Neural Network Optimization

My personal notes on Matthew Stewart's "Neural Network Optimization" post from June 27, 2019
https://towardsdatascience.com/neural-network-optimization-7ca72d4db3e0

Optimization

The equation below represents the average gradient of the loss function with respect to the model parameters, computed over all training samples

$$g={\frac{1}{m}}\sum_{i}\nabla_{\theta}L(f(x^{(i)};\theta),y^{(i)})$$

where:

$g$ is the gradient of the loss function with respect to the model parameters $\theta$. The gradient vector is a vector that points in the direction of the steepest increase in a function.
$m$ is the total number of training samples in the dataset. It’s the denominator in the expression, indicating that we’re averaging the gradients over all samples.
$\sum_{i}$ indicates that we’re summing over all training samples.
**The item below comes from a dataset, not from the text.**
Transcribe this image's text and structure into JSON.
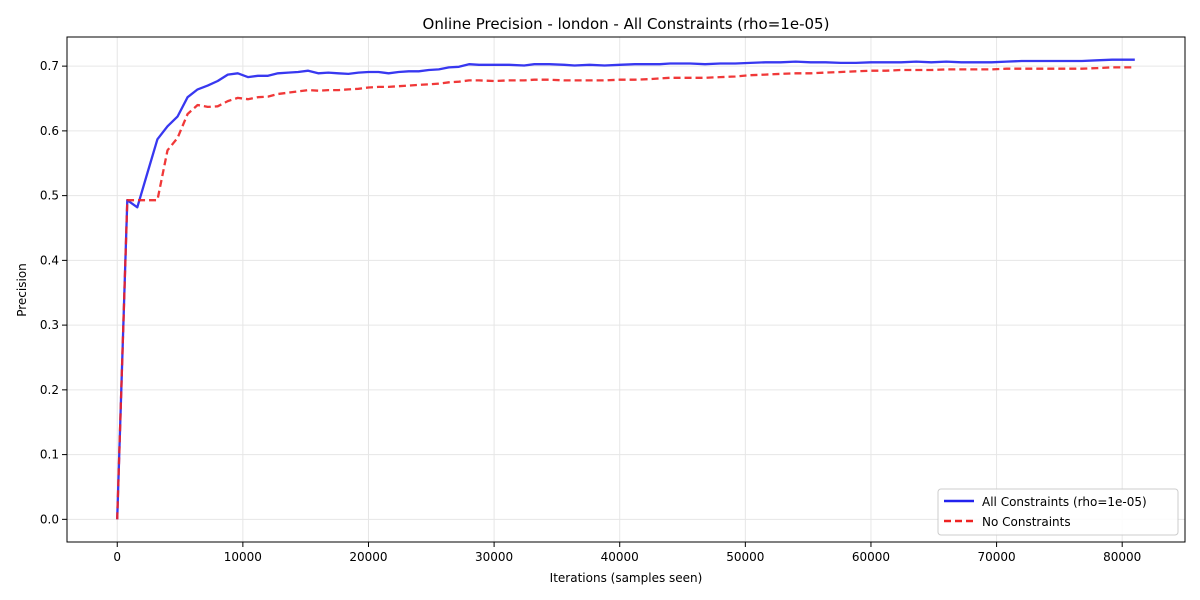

The index $i$ ranges from $1$ to $m$.
$\nabla_\theta$ is the gradient operator with respect to the model parameters $\theta$. It computes the partial derivatives of the loss function with respect to each parameter.
$L(f(x^{(i)};\theta),y^{(i)})$ represents the loss function evaluated for the $i$-th training sample. It measures the discrepancy between the predicted output $f(x^{(i)};\theta)$ and the actual target $y^{(i)}$.